A portrait of Quanah Parker is part of the 'The Cynthia Ann and Quanah Parker Exhibit, a Woman of Two Worlds and a Man in Two Worlds' at Falls on the Colorado Museum. This is the second time the facility has hosted this exhibit and, because of demand, officials decided to bring it back. Staff photo by Daniel Clifton

The exhibit highlighting the story of a kidnapped settler girl who became the mother of a great Comanche chief has returned to the Falls on the Colorado Museum.

Due to demand, the museum brought back the “The Cynthia Ann and Quanah Parker Exhibit, a Woman of Two Worlds and a Man in Two Worlds.” It runs through Feb. 28.

It made its first appearance at the museum in 2016.

In 1836, 9-year-old Cynthia Ann Parker was living with her family in Parker’s Fort, “a solidly constructed civilian stockade” to protect settlers from Indian attacks and located about 40 miles east of present-day Waco. Because the fort hadn’t been attacked in months, residents became careless about safety and often left the gate open.

One night, several hundred Comanche, Kiowa, and Caddo Indians attacked the fort and took Parker, four women, and other children.

The leaders of each tribe divided out the prisoners, and Cynthia Ann went to the Comanches. As she grew up, she embraced their culture and lifestyle. She went by the Comanche name of Naduah. At 17, she married a rising Comanche warrior, Peta Nocona, and the two had three children. Peta Nocona was so happy with his new wife that he rejected polyamory and was monogamous to her.

The Texas Rangers kept a close eye on Peta Nocona, who was leading successful raids on settlers. In 1860, during a Texas Ranger attack, Peta Nocona was mortally wounded, and Cynthia Ann and her daughter Prairie Flower were returned to her uncle, who was living in Birdville.

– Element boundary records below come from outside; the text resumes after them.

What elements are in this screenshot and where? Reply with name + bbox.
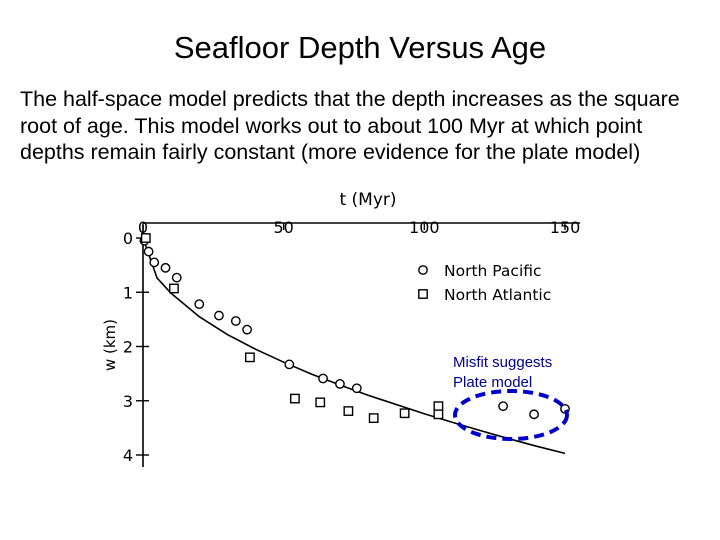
atlantic-point [315, 397, 326, 408]
pacific-point [149, 257, 160, 268]
atlantic-point [290, 393, 300, 404]
y-tick-label: 2 [123, 338, 133, 357]
x-tick-label: 100 [409, 218, 440, 237]
atlantic-point [433, 409, 444, 420]
pacific-point [171, 272, 182, 283]
pacific-point [214, 310, 224, 321]
slide-body-text: The half-space model predicts that the d… [20, 87, 680, 164]
y-tick-label: 1 [123, 283, 133, 302]
atlantic-point [245, 352, 255, 363]
misfit-highlight-ellipse [453, 389, 569, 441]
x-tick-label: 0 [138, 218, 148, 237]
annotation-line-1: Misfit suggests [453, 354, 553, 371]
axes: 0 50 100 150 0 1 2 3 4 [123, 218, 580, 467]
y-axis-title: w (km) [101, 319, 119, 371]
pacific-point [160, 262, 171, 273]
legend-atlantic-marker [418, 289, 428, 299]
pacific-point [335, 379, 345, 389]
data-points-layer [139, 233, 570, 424]
pacific-point [143, 246, 154, 257]
pacific-point [351, 383, 362, 394]
legend: North Pacific North Atlantic [418, 262, 551, 304]
legend-pacific-marker [418, 265, 428, 275]
y-tick-label: 4 [123, 446, 133, 465]
pacific-point [230, 316, 241, 326]
atlantic-point [368, 413, 379, 424]
y-tick-label: 3 [123, 392, 133, 411]
atlantic-point [169, 283, 179, 294]
x-tick-label: 150 [550, 218, 581, 237]
pacific-point [498, 401, 509, 412]
atlantic-point [343, 406, 354, 416]
legend-pacific-label: North Pacific [444, 262, 542, 280]
atlantic-point [433, 401, 444, 412]
x-tick-label: 50 [273, 218, 293, 237]
atlantic-point [140, 233, 151, 243]
legend-atlantic-label: North Atlantic [444, 286, 551, 304]
slide-title: Seafloor Depth Versus Age [173, 30, 547, 65]
atlantic-point [399, 408, 410, 419]
x-axis-title: t (Myr) [339, 190, 396, 210]
annotation-line-2: Plate model [453, 374, 533, 391]
pacific-point [529, 409, 539, 420]
pacific-point [242, 324, 252, 335]
misfit-annotation: Misfit suggests Plate model [453, 353, 593, 393]
pacific-point [284, 359, 295, 370]
y-tick-label: 0 [123, 229, 133, 248]
pacific-point [318, 373, 328, 384]
pacific-point [194, 299, 205, 310]
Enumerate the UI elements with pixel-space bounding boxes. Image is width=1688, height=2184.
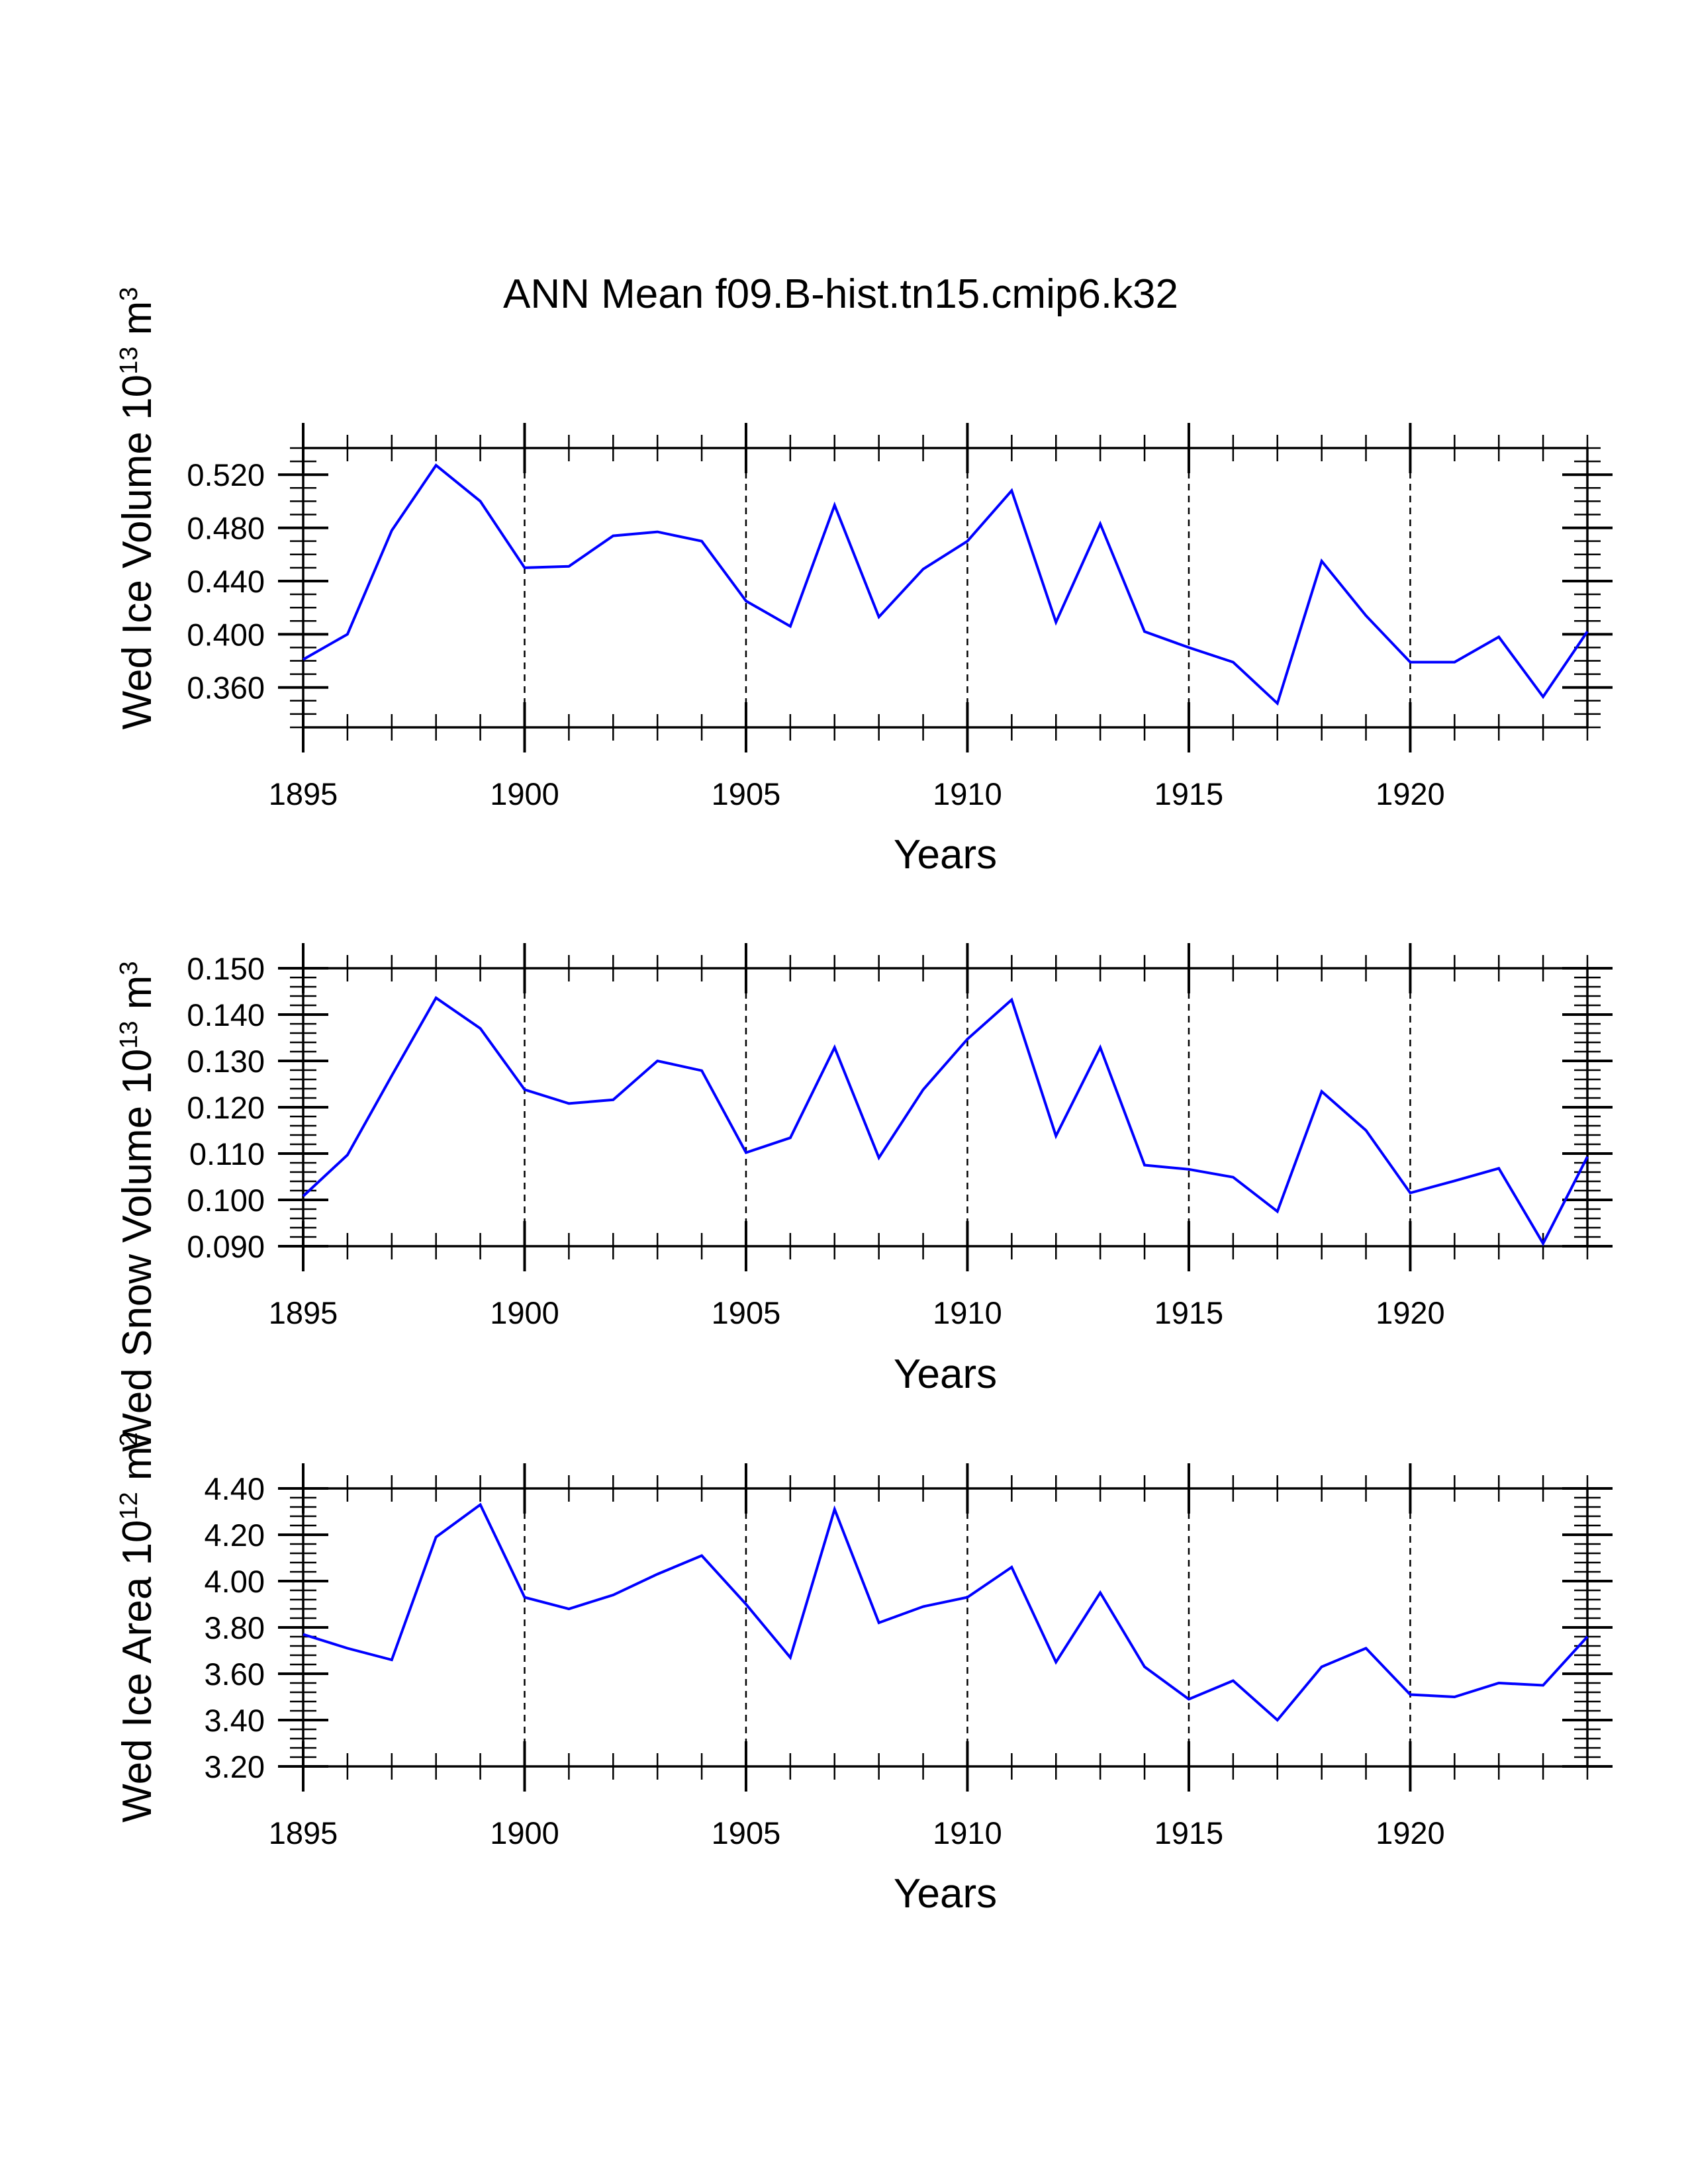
x-tick-label: 1900: [490, 776, 559, 811]
y-tick-label: 3.60: [205, 1657, 265, 1692]
x-tick-label: 1900: [490, 1295, 559, 1330]
x-tick-label: 1895: [269, 1815, 338, 1850]
x-tick-label: 1895: [269, 1295, 338, 1330]
x-tick-label: 1910: [933, 776, 1002, 811]
y-tick-label: 4.20: [205, 1518, 265, 1553]
y-tick-label: 0.090: [187, 1229, 265, 1264]
series-line: [303, 463, 1589, 706]
y-tick-label: 0.130: [187, 1044, 265, 1079]
x-tick-label: 1905: [712, 1815, 781, 1850]
y-tick-label: 3.20: [205, 1749, 265, 1784]
y-tick-label: 0.360: [187, 670, 265, 705]
x-tick-label: 1920: [1376, 1295, 1445, 1330]
x-tick-label: 1900: [490, 1815, 559, 1850]
x-tick-label: 1920: [1376, 776, 1445, 811]
x-tick-label: 1915: [1154, 1295, 1224, 1330]
y-tick-label: 0.150: [187, 951, 265, 986]
x-axis-title: Years: [894, 832, 997, 878]
y-tick-label: 0.400: [187, 617, 265, 652]
y-tick-label: 0.520: [187, 457, 265, 492]
y-tick-label: 3.40: [205, 1703, 265, 1738]
y-tick-label: 0.440: [187, 564, 265, 599]
x-tick-label: 1910: [933, 1815, 1002, 1850]
x-tick-label: 1915: [1154, 1815, 1224, 1850]
y-tick-label: 4.40: [205, 1471, 265, 1506]
x-tick-label: 1910: [933, 1295, 1002, 1330]
x-tick-label: 1905: [712, 1295, 781, 1330]
series-line: [303, 1502, 1589, 1722]
panel-3: 1895 1900 1905 1910 1915 1920 3.20 3.40 3.60 3.80…: [115, 1432, 1613, 1917]
y-axis-title: Wed Ice Volume 1013 m3: [115, 287, 160, 730]
panel-2: 1895 1900 1905 1910 1915 1920 0.090 0.100 0.110 0…: [115, 943, 1613, 1452]
x-tick-label: 1895: [269, 776, 338, 811]
x-tick-label: 1915: [1154, 776, 1224, 811]
y-tick-label: 3.80: [205, 1610, 265, 1645]
y-tick-label: 0.120: [187, 1090, 265, 1125]
x-axis-title: Years: [894, 1871, 997, 1917]
y-axis-title: Wed Ice Area 1012 m2: [115, 1432, 160, 1823]
x-tick-label: 1920: [1376, 1815, 1445, 1850]
y-axis-title: Wed Snow Volume 1013 m3: [115, 961, 160, 1451]
figure-title: ANN Mean f09.B-hist.tn15.cmip6.k32: [503, 271, 1178, 317]
plot-frame: [302, 447, 1589, 729]
y-tick-label: 0.480: [187, 511, 265, 546]
y-tick-label: 0.100: [187, 1183, 265, 1218]
y-tick-label: 4.00: [205, 1564, 265, 1599]
panels: 1895 1900 1905 1910 1915 1920 0.360 0.400 0.440 0…: [115, 287, 1613, 1917]
x-tick-label: 1905: [712, 776, 781, 811]
series-line: [302, 995, 1589, 1246]
y-tick-label: 0.110: [189, 1136, 265, 1171]
panel-1: 1895 1900 1905 1910 1915 1920 0.360 0.400 0.440 0…: [115, 287, 1613, 878]
y-tick-label: 0.140: [187, 997, 265, 1032]
x-axis-title: Years: [894, 1351, 997, 1397]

Cynthia Ann tried to run away but failed. Her daughter died of influenza and pneumonia in 1863. Cynthia Ann suffered the same fate seven years later.

Her oldest son, Quanah, who was a teenager when his mother was returned to her uncle’s family, became a politically influential leader and is considered the last Comanche chief.

He realized that, for the tribe to continue its way of life, it had to go to a reservation. While there, Quanah began building relationships with area settlers because the reservation land, located in Oklahoma, wasn’t good for farming.

He was known as an “assimilist,” which meant he retained his Comanche culture and introduced the ways of the “white man” by establishing schools and ranches. He built a home for his family, Star House, which is on Oklahoma’s endangered properties list.

Dr. Dan Gelo, dean of the College of Liberal and Fine Arts at the University of Texas at San Antonio, and Dr. Chris Wickham, UTSA professor in the Department of Modern Languages and Literatures, will give a special program on the Comanche culture at 1 p.m. Saturday, Feb. 9, at the Marble Falls museum.